The Federal Labor Standards Act of 1938 established a minimum wage of $7.25 and limited the standard work week to 40 hours, among other things. Naturally, corporations have spent the last 80 years successfully weakening the FLSA (and the labor unions that made it happen) so they can finally bring back 18-hour shifts for 12-year-olds. If you could bring John D. Rockefeller or Gilded Age copper baron Marcus Daly back to life for a day, they’d die of happiness the second someone explained workcations.

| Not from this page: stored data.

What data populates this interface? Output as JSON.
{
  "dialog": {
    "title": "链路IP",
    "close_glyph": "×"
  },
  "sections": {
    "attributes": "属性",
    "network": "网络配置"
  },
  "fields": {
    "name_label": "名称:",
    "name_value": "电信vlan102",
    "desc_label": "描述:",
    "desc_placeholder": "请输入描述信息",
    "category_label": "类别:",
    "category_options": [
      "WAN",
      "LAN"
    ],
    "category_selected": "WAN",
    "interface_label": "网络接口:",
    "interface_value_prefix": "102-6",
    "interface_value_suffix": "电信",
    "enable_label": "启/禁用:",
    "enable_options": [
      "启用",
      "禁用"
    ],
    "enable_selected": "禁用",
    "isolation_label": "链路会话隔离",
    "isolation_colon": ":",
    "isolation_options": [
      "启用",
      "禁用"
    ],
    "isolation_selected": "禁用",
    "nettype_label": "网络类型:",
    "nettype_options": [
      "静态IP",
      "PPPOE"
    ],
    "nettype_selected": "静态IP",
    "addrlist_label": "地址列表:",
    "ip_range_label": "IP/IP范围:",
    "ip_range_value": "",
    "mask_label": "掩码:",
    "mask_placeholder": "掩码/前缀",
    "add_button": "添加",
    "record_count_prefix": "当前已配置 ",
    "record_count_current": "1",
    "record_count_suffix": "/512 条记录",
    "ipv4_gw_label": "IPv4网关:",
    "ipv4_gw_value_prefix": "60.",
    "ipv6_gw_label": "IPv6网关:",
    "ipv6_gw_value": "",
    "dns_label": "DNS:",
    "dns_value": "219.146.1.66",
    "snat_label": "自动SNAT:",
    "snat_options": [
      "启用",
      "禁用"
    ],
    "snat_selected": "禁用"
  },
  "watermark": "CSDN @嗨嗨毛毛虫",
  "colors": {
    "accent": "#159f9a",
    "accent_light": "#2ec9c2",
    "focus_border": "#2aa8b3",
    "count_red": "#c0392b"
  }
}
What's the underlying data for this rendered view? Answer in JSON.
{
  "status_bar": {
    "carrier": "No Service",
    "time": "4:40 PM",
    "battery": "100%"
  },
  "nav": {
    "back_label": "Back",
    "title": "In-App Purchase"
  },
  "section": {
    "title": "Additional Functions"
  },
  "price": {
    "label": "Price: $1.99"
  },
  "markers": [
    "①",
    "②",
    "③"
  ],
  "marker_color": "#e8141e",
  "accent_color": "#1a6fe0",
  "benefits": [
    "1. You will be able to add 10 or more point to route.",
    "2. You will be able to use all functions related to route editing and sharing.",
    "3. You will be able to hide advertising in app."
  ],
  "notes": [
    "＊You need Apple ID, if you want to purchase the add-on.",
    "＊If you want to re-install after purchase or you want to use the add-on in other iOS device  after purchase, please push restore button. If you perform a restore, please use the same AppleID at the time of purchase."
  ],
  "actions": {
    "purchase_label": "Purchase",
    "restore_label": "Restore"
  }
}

Expecting your employees to work on vacation without saying so outright—and somehow getting them to thank you for it!—is exactly the kind of genius they would have appreciated.

Offering better vacation benefits is expensive; laundering the concept of working 24/7 into something that sounds cool is free.”

There are some people for whom a “workcation” is plausible, or even desirable—but they call it it being a “digital nomad,” and it’s more of an intentional, long-term lifestyle choice. The vast majority of workers can’t pull this off, and bosses know it. But offering better vacation benefits is expensive; laundering the concept of working 24/7 into something that sounds cool is free. Don’t fall for it. You only get one life—don’t spend it working on vacation.